Table 1 summarize the advantages and disadvantages of different anomaly detection techniques that has been discussed in this section.

Challenges in Social Media Anomaly Detection

Most existing approaches to anomaly detection suffer from a series of following shortcomings:

Sensitiveness: high false alarm rate
Interpretation: statistical test results with very limited insights about the detected anomaly
Scalability: challenging for high-dimensional streaming data.

Heterogeneous data with rich and complex information
Beyond the typical iid assumptions
Very limited labeled examples or benchmark datasets
Varieties and dynamics in anomalies

Besides, there are some other challenges especially for group anomaly detection:

Two forms of data co-exist in social media: one is the point-wise data, which characterize the features of an individual person. The other is pair-wise relational data, which describe the properties of social ties. So, it is important to take into account both point-wise and pair-wise data during anomaly detection. For example, teams with the same composition of member skills can perform very differently depending on the patterns of relationships among the members [97].
Group anomaly is usually more precise than an individual anomaly. At the individual level, the activities might appear to be normal [98], but when we consider a group the same activities may appear as abnormal. Therefore, existing anomaly detection algorithms that deal with individual or point anomaly usually fails when it is related to a group.
Empirical studies in social media analysis suggest the dynamic nature of individual network positions [99]. People’s activities and communications changes constantly over time and we can hardly know the groups beforehand. Thus developing a method that can be easily generalized to the dynamic setting is critical to anomaly detection that evolves social media data.

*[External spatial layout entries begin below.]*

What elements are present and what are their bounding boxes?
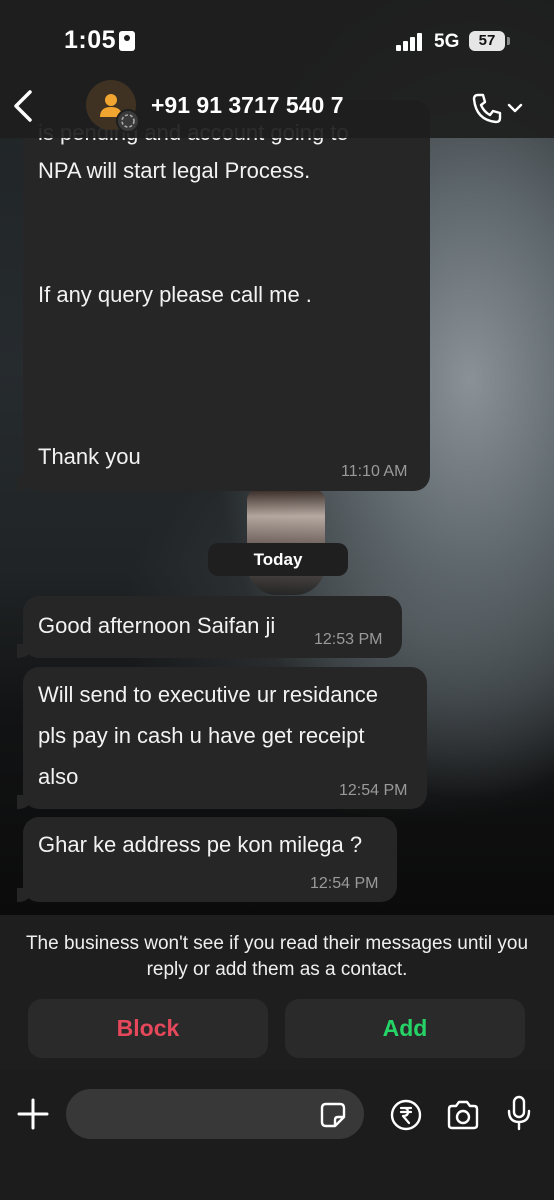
message-bubble[interactable]: Will send to executive ur residance pls … (17, 667, 427, 809)
status-bar: 1:05 5G 57 (0, 0, 554, 80)
message-text: Thank you (38, 444, 141, 469)
date-separator: Today (208, 543, 348, 576)
plus-icon (17, 1098, 49, 1130)
block-button[interactable]: Block (28, 999, 268, 1058)
message-text: Good afternoon Saifan ji (38, 613, 276, 638)
add-contact-button[interactable]: Add (285, 999, 525, 1058)
message-time: 11:10 AM (341, 463, 408, 480)
signal-icon (396, 33, 426, 51)
message-text: If any query please call me . (38, 282, 312, 307)
contact-name[interactable]: +91 91 3717 540 7 (151, 92, 344, 119)
status-ring-icon (116, 109, 140, 133)
message-text: NPA will start legal Process. (38, 158, 311, 183)
id-card-icon (119, 31, 135, 51)
message-text: pls pay in cash u have get receipt (38, 723, 365, 748)
message-text: also (38, 764, 79, 789)
message-time: 12:54 PM (339, 782, 408, 799)
message-text: Will send to executive ur residance (38, 682, 378, 707)
status-time: 1:05 (64, 26, 117, 54)
network-type: 5G (434, 31, 460, 52)
business-notice-text: The business won't see if you read their… (25, 933, 529, 980)
message-bubble[interactable]: is pending and account going to NPA will… (17, 100, 430, 491)
message-bubble[interactable]: Good afternoon Saifan ji 12:53 PM (17, 596, 402, 658)
message-time: 12:53 PM (314, 631, 383, 648)
sticker-button[interactable] (320, 1102, 346, 1133)
chevron-down-icon (507, 103, 523, 113)
camera-button[interactable] (446, 1100, 480, 1135)
camera-icon (447, 1100, 479, 1130)
back-button[interactable] (10, 88, 38, 124)
message-bubble[interactable]: Ghar ke address pe kon milega ? 12:54 PM (17, 817, 397, 902)
battery-icon: 57 (469, 31, 510, 51)
phone-icon (472, 93, 502, 124)
call-button[interactable] (470, 90, 525, 126)
rupee-icon (390, 1099, 422, 1131)
microphone-icon (507, 1095, 531, 1131)
chevron-left-icon (14, 90, 32, 122)
attach-button[interactable] (16, 1097, 50, 1131)
payment-button[interactable] (390, 1099, 422, 1136)
message-time: 12:54 PM (310, 875, 379, 892)
voice-message-button[interactable] (506, 1095, 532, 1136)
message-text: Ghar ke address pe kon milega ? (38, 832, 363, 857)
sticker-icon (320, 1102, 346, 1128)
chat-header: 1:05 5G 57 +91 91 3717 540 7 (0, 0, 554, 138)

This paper reviews the basic concepts of anomalies, different types of anomalies in social networks and various possible anomaly detection techniques with their advantages and disadvantages. In this survey we have tried to provide a detail discussion on diﬀerent ways in which the problem of anomaly detection has been formulated in literature, and also have attempted to give an overview of the huge literature on various techniques. As it would have been very difficult to cover each and every techniques in the review paper, best efforts have been made to cover most of the important ones. Ideally, the main purpose of a comprehensive survey on anomaly detection is not only to understand a particular or different existing anomaly detection techniques, but also to provide a comparative study on various techniques which we have tried to present in our paper thoroughly. In spite of enormous work that has been done so far in anomaly detection domain there remains a number of shortcomings that could be addressed and worked upon in future. There are also few works that have been done so far on contextual and collective anomaly detection techniques in several domains so there are huge scopes for development of new techniques and get insights in this area especially using graph theory. Another upcoming area where anomaly detection is ﬁnding more and more applicability is in complex systems. An example of such system would be an aircraft system with multiple components. Anomaly detection in such systems involves modeling the interaction between various components [2]. There also remains a scope for the exploration of graph metrics in behavior based, structure-based or spectral based anomaly detection techniques that could be used to detect some new kinds of anomalies present in online social networks which is still undiscovered.